Auf der Spur der alten Ringbahntrasse verlief sechsundfünfzig Kilometer lang ein dritter Railway.
Schließlich verband ein viertes Netz die Bollwerke und versorgte eine Strecke von über hundert Kilometern.
Wie man sieht, hatte Paris seine Mauern von 1843 gesprengt und sich in den Bois de Boulogne, in die Ebenen von Issy, Vanves, Billancourt, Montrouge, Ivry, Saint-Mandé, Bagnolet, Pantin, Saint-Denis, Clichy und Saint-Ouen hinein Bewegungsfreiheit verschafft. Die Anhöhen von Meudon, Sèvres, Saint-Cloud hatten das Vordringen der Stadt im Westen aufgehalten.

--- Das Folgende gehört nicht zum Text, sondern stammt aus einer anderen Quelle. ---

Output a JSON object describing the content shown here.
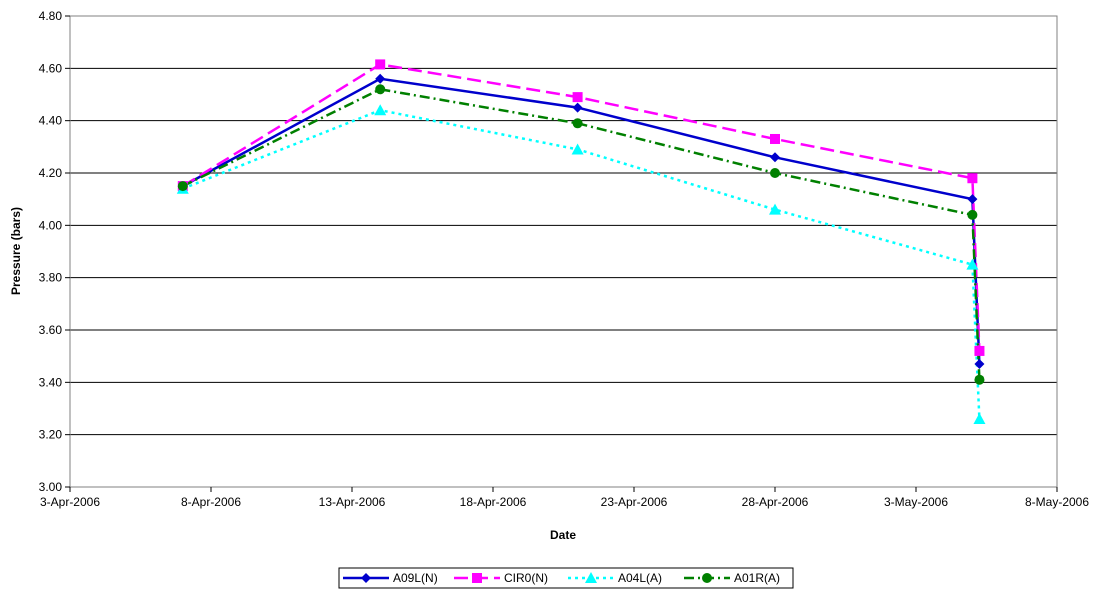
{
  "chart_data": {
    "type": "line",
    "title": "",
    "xlabel": "Date",
    "ylabel": "Pressure (bars)",
    "xlim": [
      "2006-04-03",
      "2006-05-08"
    ],
    "ylim": [
      3.0,
      4.8
    ],
    "x_ticks": [
      "3-Apr-2006",
      "8-Apr-2006",
      "13-Apr-2006",
      "18-Apr-2006",
      "23-Apr-2006",
      "28-Apr-2006",
      "3-May-2006",
      "8-May-2006"
    ],
    "y_ticks": [
      "3.00",
      "3.20",
      "3.40",
      "3.60",
      "3.80",
      "4.00",
      "4.20",
      "4.40",
      "4.60",
      "4.80"
    ],
    "grid": "horizontal",
    "legend_position": "bottom",
    "series": [
      {
        "name": "A09L(N)",
        "color": "#0000cc",
        "marker": "diamond",
        "dash": "solid",
        "points": [
          {
            "x": "2006-04-07",
            "y": 4.15
          },
          {
            "x": "2006-04-14",
            "y": 4.56
          },
          {
            "x": "2006-04-21",
            "y": 4.45
          },
          {
            "x": "2006-04-28",
            "y": 4.26
          },
          {
            "x": "2006-05-05",
            "y": 4.1
          },
          {
            "x": "2006-05-05T06:00",
            "y": 3.47
          }
        ]
      },
      {
        "name": "CIR0(N)",
        "color": "#ff00ff",
        "marker": "square",
        "dash": "long-dash",
        "points": [
          {
            "x": "2006-04-07",
            "y": 4.15
          },
          {
            "x": "2006-04-14",
            "y": 4.615
          },
          {
            "x": "2006-04-21",
            "y": 4.49
          },
          {
            "x": "2006-04-28",
            "y": 4.33
          },
          {
            "x": "2006-05-05",
            "y": 4.18
          },
          {
            "x": "2006-05-05T06:00",
            "y": 3.52
          }
        ]
      },
      {
        "name": "A04L(A)",
        "color": "#00ffff",
        "marker": "triangle",
        "dash": "dotted",
        "points": [
          {
            "x": "2006-04-07",
            "y": 4.14
          },
          {
            "x": "2006-04-14",
            "y": 4.44
          },
          {
            "x": "2006-04-21",
            "y": 4.29
          },
          {
            "x": "2006-04-28",
            "y": 4.06
          },
          {
            "x": "2006-05-05",
            "y": 3.85
          },
          {
            "x": "2006-05-05T06:00",
            "y": 3.26
          }
        ]
      },
      {
        "name": "A01R(A)",
        "color": "#008000",
        "marker": "circle",
        "dash": "dash-dot",
        "points": [
          {
            "x": "2006-04-07",
            "y": 4.15
          },
          {
            "x": "2006-04-14",
            "y": 4.52
          },
          {
            "x": "2006-04-21",
            "y": 4.39
          },
          {
            "x": "2006-04-28",
            "y": 4.2
          },
          {
            "x": "2006-05-05",
            "y": 4.04
          },
          {
            "x": "2006-05-05T06:00",
            "y": 3.41
          }
        ]
      }
    ]
  }
}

Die Grenzen der gegenwärtigen Hauptstadt wurden durch die Bollwerke von Mont-Valérien, Saint-Denis, Aubervilliers, Romainville, Vincennes, Charenton, Vitry, Bicêtre, Montrouge, Vanves und Issy abgesteckt; eine Stadt mit einem Umfang von siebenundzwanzig Meilen: sie hatte das Seine-Departement ganz und gar verschlungen.